Fortunately for Syl, these two were a bit too busy bleeding out to counter his spell. The Sanguine operative keeled over, out like a light. His head hit the ice with an unhealthy-sounding thunk. Syl didn’t bother to check for a concussion. Play stupid games…
Lance might be more of a problem. That man wasn’t master-class, but he was a much better magician than Isaac. The fact that he was still crawling forward despite the bullet wound in his stomach was proof of that.
Syl had dismantled the Cascadian’s FCD as part of taking him down, but fully eliminating an FCD’s usability was a tricky thing. For a casting device to work as intended, there were a great deal of delicate pieces of technology that needed to be intact and assembled. Its components, however, still held power. Misuse of a broken FCD to act as a casting aid had been commonplace during the days of terror that had marked World War III and all subsequent conflicts.
Lance, apparently, knew about that. He scrabbled for the largest intact chunk of his FCD—the process control element—and wrapped bloody fingers around it, immediately beginning another cast.
Syl had to give the magician props. Even in a situation like this, he was trying to leave a final mark, no matter how fruitless.
The momentary amusement faded as Syl realized the tactical-class spell Lance was casting wasn’t aimed at him.

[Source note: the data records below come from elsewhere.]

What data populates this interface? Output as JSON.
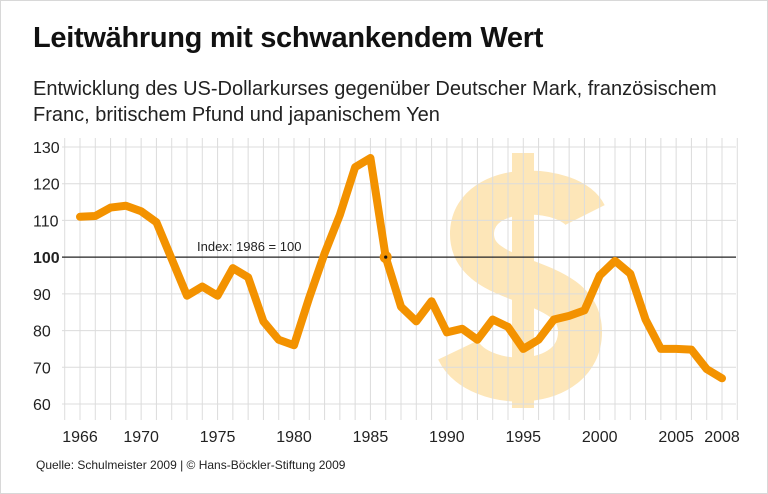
{
  "chart_data": {
    "type": "line",
    "title": "Leitwährung mit schwankendem Wert",
    "subtitle": "Entwicklung des US-Dollarkurses gegenüber Deutscher Mark, französischem Franc, britischem Pfund und japanischem Yen",
    "x": [
      1966,
      1967,
      1968,
      1969,
      1970,
      1971,
      1972,
      1973,
      1974,
      1975,
      1976,
      1977,
      1978,
      1979,
      1980,
      1981,
      1982,
      1983,
      1984,
      1985,
      1986,
      1987,
      1988,
      1989,
      1990,
      1991,
      1992,
      1993,
      1994,
      1995,
      1996,
      1997,
      1998,
      1999,
      2000,
      2001,
      2002,
      2003,
      2004,
      2005,
      2006,
      2007,
      2008
    ],
    "series": [
      {
        "values": [
          111,
          111.2,
          113.5,
          114,
          112.5,
          109.5,
          99.5,
          89.5,
          92,
          89.5,
          97,
          94.5,
          82.5,
          77.5,
          76,
          89,
          101,
          111.5,
          124.5,
          127,
          100,
          86.5,
          82.5,
          88,
          79.5,
          80.5,
          77.5,
          83,
          81,
          75,
          77.5,
          83,
          84,
          85.5,
          95,
          99,
          95.5,
          83,
          75,
          75,
          74.8,
          69.5,
          67
        ]
      }
    ],
    "xticks": [
      "1966",
      "1970",
      "1975",
      "1980",
      "1985",
      "1990",
      "1995",
      "2000",
      "2005",
      "2008"
    ],
    "yticks": [
      "60",
      "70",
      "80",
      "90",
      "100",
      "110",
      "120",
      "130"
    ],
    "xlim": [
      1966,
      2008
    ],
    "ylim": [
      60,
      130
    ],
    "grid": true,
    "reference_line": {
      "value": 100,
      "label": "Index: 1986 = 100",
      "marker_year": 1986
    },
    "colors": {
      "line": "#f39200",
      "watermark": "#fde6b8",
      "grid": "#dcdcdc"
    },
    "watermark_symbol": "$"
  },
  "source": "Quelle: Schulmeister 2009 | © Hans-Böckler-Stiftung 2009"
}
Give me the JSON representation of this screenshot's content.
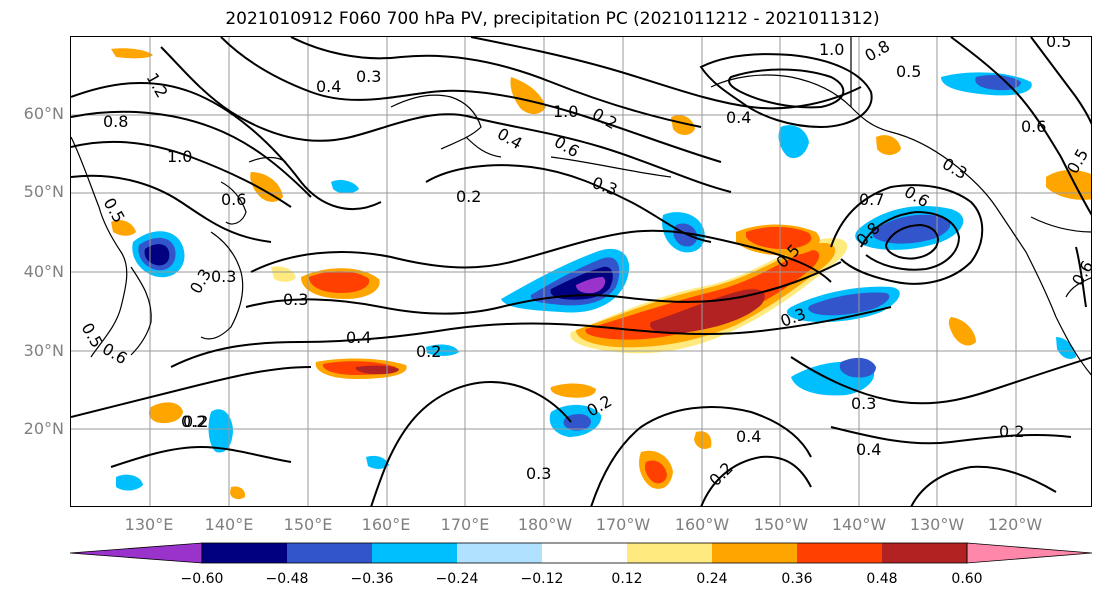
{
  "title": "2021010912 F060 700 hPa PV, precipitation PC (2021011212 - 2021011312)",
  "map": {
    "lat_labels": [
      "60°N",
      "50°N",
      "40°N",
      "30°N",
      "20°N"
    ],
    "lon_labels": [
      "130°E",
      "140°E",
      "150°E",
      "160°E",
      "170°E",
      "180°W",
      "170°W",
      "160°W",
      "150°W",
      "140°W",
      "130°W",
      "120°W"
    ],
    "contour_labels": [
      "1.2",
      "0.8",
      "1.0",
      "0.5",
      "0.6",
      "0.3",
      "0.2",
      "0.4",
      "0.3",
      "0.2",
      "1.0",
      "0.6",
      "0.4",
      "0.3",
      "0.2",
      "0.4",
      "0.3",
      "0.2",
      "0.3",
      "0.4",
      "0.3",
      "0.5",
      "0.7",
      "0.6",
      "0.8",
      "0.5",
      "0.3",
      "0.4",
      "0.2",
      "0.3",
      "0.2",
      "0.4",
      "0.2",
      "1.0",
      "0.8",
      "0.5",
      "0.6",
      "0.6",
      "0.3",
      "0.5",
      "0.5",
      "0.6",
      "0.2"
    ],
    "contour_color": "#000000",
    "grid_color": "#999999"
  },
  "colorbar": {
    "colors": [
      "#9933cc",
      "#000080",
      "#3355cc",
      "#00bfff",
      "#b0e2ff",
      "#ffffff",
      "#ffea80",
      "#ffa500",
      "#ff4000",
      "#b22222",
      "#ff88aa"
    ],
    "tick_labels": [
      "−0.60",
      "−0.48",
      "−0.36",
      "−0.24",
      "−0.12",
      "0.12",
      "0.24",
      "0.36",
      "0.48",
      "0.60"
    ]
  }
}
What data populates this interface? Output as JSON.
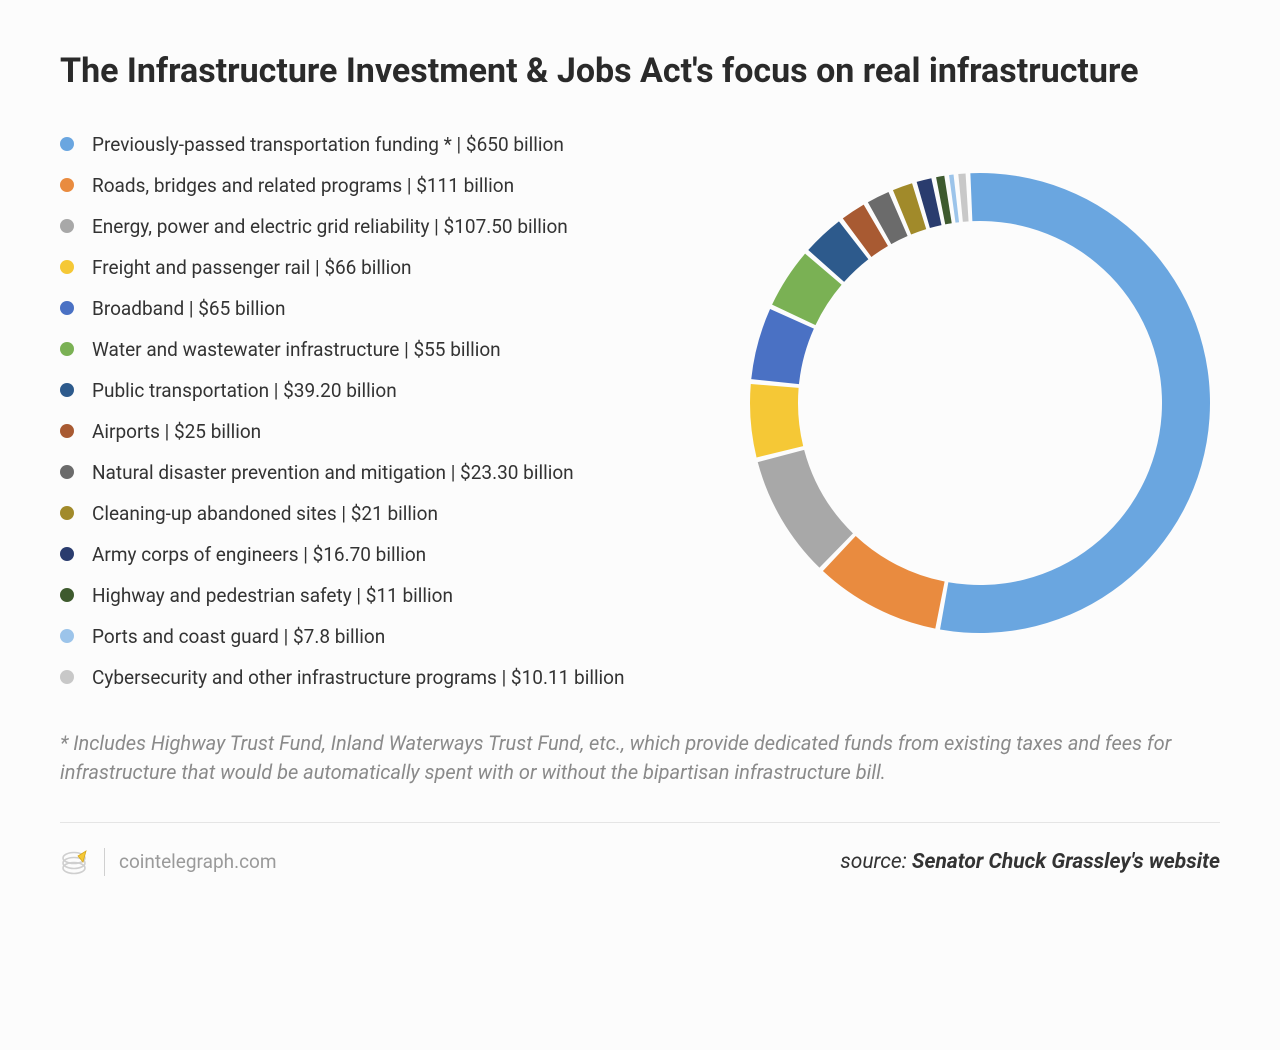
{
  "title": "The Infrastructure Investment & Jobs Act's focus on real infrastructure",
  "chart": {
    "type": "donut",
    "background": "#fcfcfc",
    "ring_thickness": 48,
    "outer_radius": 230,
    "gap_deg": 1.2,
    "start_angle_deg": -3,
    "items": [
      {
        "label": "Previously-passed transportation funding * | $650 billion",
        "value": 650,
        "color": "#6aa6e0"
      },
      {
        "label": "Roads, bridges and related programs | $111 billion",
        "value": 111,
        "color": "#e98b3f"
      },
      {
        "label": "Energy, power and electric grid reliability | $107.50 billion",
        "value": 107.5,
        "color": "#a8a8a8"
      },
      {
        "label": "Freight and passenger rail | $66 billion",
        "value": 66,
        "color": "#f5c836"
      },
      {
        "label": "Broadband | $65 billion",
        "value": 65,
        "color": "#4a71c4"
      },
      {
        "label": "Water and wastewater infrastructure | $55 billion",
        "value": 55,
        "color": "#7ab154"
      },
      {
        "label": "Public transportation | $39.20 billion",
        "value": 39.2,
        "color": "#2d5a8c"
      },
      {
        "label": "Airports | $25 billion",
        "value": 25,
        "color": "#a85a32"
      },
      {
        "label": "Natural disaster prevention and mitigation | $23.30 billion",
        "value": 23.3,
        "color": "#6b6b6b"
      },
      {
        "label": "Cleaning-up abandoned sites | $21 billion",
        "value": 21,
        "color": "#a18a2a"
      },
      {
        "label": "Army corps of engineers | $16.70 billion",
        "value": 16.7,
        "color": "#2a3c6e"
      },
      {
        "label": "Highway and pedestrian safety | $11 billion",
        "value": 11,
        "color": "#3e5a2e"
      },
      {
        "label": "Ports and coast guard | $7.8 billion",
        "value": 7.8,
        "color": "#9cc4ea"
      },
      {
        "label": "Cybersecurity and other infrastructure programs | $10.11 billion",
        "value": 10.11,
        "color": "#c8c8c8"
      }
    ]
  },
  "footnote": "* Includes Highway Trust Fund, Inland Waterways Trust Fund, etc., which provide dedicated funds from existing taxes and fees for infrastructure that would be automatically spent with or without the bipartisan infrastructure bill.",
  "brand": "cointelegraph.com",
  "source_label": "source: ",
  "source_name": "Senator Chuck Grassley's website"
}
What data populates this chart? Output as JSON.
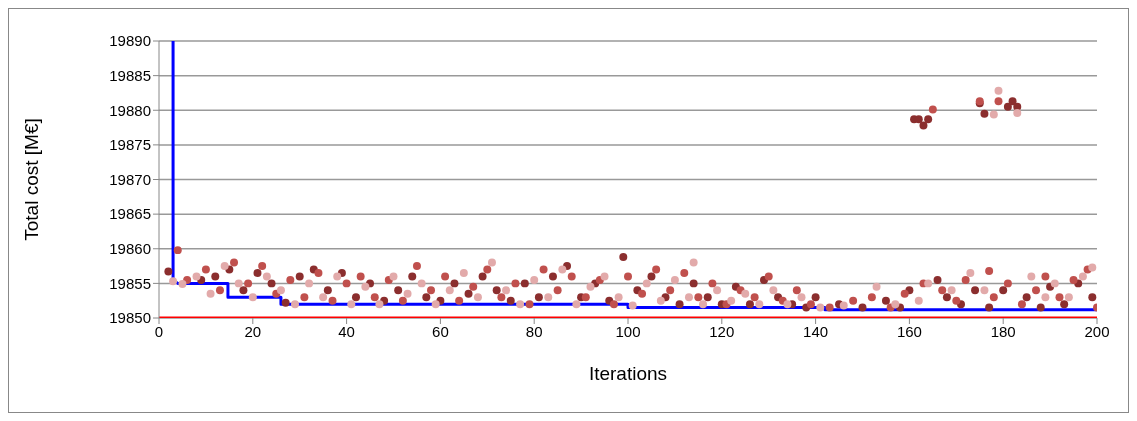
{
  "chart_data": {
    "type": "scatter",
    "xlabel": "Iterations",
    "ylabel": "Total cost [M€]",
    "xlim": [
      0,
      200
    ],
    "xticks": [
      0,
      20,
      40,
      60,
      80,
      100,
      120,
      140,
      160,
      180,
      200
    ],
    "ylim": [
      19850,
      19890
    ],
    "yticks": [
      19850,
      19855,
      19860,
      19865,
      19870,
      19875,
      19880,
      19885,
      19890
    ],
    "grid": "y",
    "marker": "circle",
    "series": [
      {
        "type": "line",
        "color": "#ff0000",
        "marker": "none",
        "x": [
          0,
          200
        ],
        "values": [
          19850,
          19850
        ]
      },
      {
        "type": "line",
        "color": "#0000ff",
        "marker": "none",
        "x": [
          3,
          3,
          4,
          14.7,
          14.7,
          26,
          26,
          100,
          100,
          142,
          142,
          200
        ],
        "values": [
          19890,
          19855.5,
          19855,
          19855,
          19853,
          19853,
          19852,
          19852,
          19851.5,
          19851.5,
          19851.2,
          19851.2
        ]
      },
      {
        "color": "#8b2e2e",
        "x": [
          2,
          9,
          12,
          15,
          18,
          21,
          24,
          27,
          30,
          33,
          36,
          39,
          42,
          45,
          48,
          51,
          54,
          57,
          60,
          63,
          66,
          69,
          72,
          75,
          78,
          81,
          84,
          87,
          90,
          93,
          96,
          99,
          102,
          105,
          108,
          111,
          114,
          117,
          120,
          123,
          126,
          129,
          132,
          135,
          138,
          140,
          145,
          150,
          155,
          158,
          160,
          161,
          162,
          163,
          164,
          166,
          168,
          171,
          174,
          175,
          176,
          177,
          180,
          181,
          182,
          183,
          185,
          188,
          190,
          193,
          196,
          199
        ],
        "values": [
          19856.7,
          19855.5,
          19856,
          19857,
          19854,
          19856.5,
          19855,
          19852.2,
          19856,
          19857,
          19854,
          19856.5,
          19853,
          19855,
          19852.5,
          19854,
          19856,
          19853,
          19852.5,
          19855,
          19853.5,
          19856,
          19854,
          19852.5,
          19855,
          19853,
          19856,
          19857.5,
          19853,
          19855,
          19852.5,
          19858.8,
          19854,
          19856,
          19853,
          19852,
          19855,
          19853,
          19852,
          19854.5,
          19852,
          19855.5,
          19853,
          19852,
          19851.5,
          19853,
          19852,
          19851.5,
          19852.5,
          19851.5,
          19854,
          19878.7,
          19878.7,
          19877.8,
          19878.7,
          19855.5,
          19853,
          19852,
          19854,
          19881,
          19879.5,
          19851.5,
          19854,
          19880.5,
          19881.3,
          19880.5,
          19853,
          19851.5,
          19854.5,
          19852,
          19855,
          19853
        ]
      },
      {
        "color": "#c0504d",
        "x": [
          4,
          6,
          10,
          13,
          16,
          19,
          22,
          25,
          28,
          31,
          34,
          37,
          40,
          43,
          46,
          49,
          52,
          55,
          58,
          61,
          64,
          67,
          70,
          73,
          76,
          79,
          82,
          85,
          88,
          91,
          94,
          97,
          100,
          103,
          106,
          109,
          112,
          115,
          118,
          121,
          124,
          127,
          130,
          133,
          136,
          139,
          143,
          148,
          152,
          156,
          159,
          163,
          165,
          167,
          170,
          172,
          175,
          177,
          178,
          179,
          181,
          184,
          187,
          189,
          192,
          195,
          198,
          200
        ],
        "values": [
          19859.8,
          19855.5,
          19857,
          19854,
          19858,
          19855,
          19857.5,
          19853.5,
          19855.5,
          19853,
          19856.5,
          19852.5,
          19855,
          19856,
          19853,
          19855.5,
          19852.5,
          19857.5,
          19854,
          19856,
          19852.5,
          19854.5,
          19857,
          19853,
          19855,
          19852,
          19857,
          19854,
          19856,
          19853,
          19855.5,
          19852,
          19856,
          19853.5,
          19857,
          19854,
          19856.5,
          19853,
          19855,
          19852,
          19854,
          19853,
          19856,
          19852.5,
          19854,
          19852,
          19851.5,
          19852.5,
          19853,
          19851.5,
          19853.5,
          19855,
          19880.1,
          19854,
          19852.5,
          19855.5,
          19881.3,
          19856.8,
          19853,
          19881.3,
          19855,
          19852,
          19854,
          19856,
          19853,
          19855.5,
          19857,
          19851.5
        ]
      },
      {
        "color": "#e2aaaa",
        "x": [
          3,
          5,
          8,
          11,
          14,
          17,
          20,
          23,
          26,
          29,
          32,
          35,
          38,
          41,
          44,
          47,
          50,
          53,
          56,
          59,
          62,
          65,
          68,
          71,
          74,
          77,
          80,
          83,
          86,
          89,
          92,
          95,
          98,
          101,
          104,
          107,
          110,
          113,
          114,
          116,
          119,
          122,
          125,
          128,
          131,
          134,
          137,
          141,
          146,
          153,
          157,
          162,
          164,
          169,
          173,
          176,
          178,
          179,
          183,
          186,
          189,
          191,
          194,
          197,
          199
        ],
        "values": [
          19855.3,
          19854.9,
          19856,
          19853.5,
          19857.5,
          19855,
          19853,
          19856,
          19854,
          19852,
          19855,
          19853,
          19856,
          19852,
          19854.5,
          19852,
          19856,
          19853.5,
          19855,
          19852,
          19854,
          19856.5,
          19853,
          19858,
          19854,
          19852,
          19855.5,
          19853,
          19857,
          19852,
          19854.5,
          19856,
          19853,
          19851.8,
          19855,
          19852.5,
          19855.5,
          19853,
          19858,
          19852,
          19854,
          19852.5,
          19853.5,
          19852,
          19854,
          19852,
          19853,
          19851.5,
          19851.8,
          19854.5,
          19852,
          19852.5,
          19855,
          19854,
          19856.5,
          19854,
          19879.4,
          19882.8,
          19879.6,
          19856,
          19853,
          19855,
          19853,
          19856,
          19857.3
        ]
      }
    ]
  }
}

That lethal blade was going right for the Cascadian’s own neck.
"I don’t think so,” Syl said, shoving a great deal of flux into a signature technique that had been registered in some classified documents as Ruin.
The spell fizzled out, and Lance’s head hit the ground, his fingers going slack.
“That was a mistake,” Syl said. “I didn’t particularly care about if you lived or died beforehand, but if you’re willing to kill yourself to hide your information, you’re definitely worth taking in alive.”
He realized a bit awkwardly that he was talking to an unconscious body. Syl rushed over to the prone man, applying another round of first aid to ensure he wouldn’t bleed out, and frowned as he looked around the iced-over lake.
“This is going to be a lot of paperwork,” he muttered.
“The seal’s down!” Bianca shouted. “Let’s get moving!”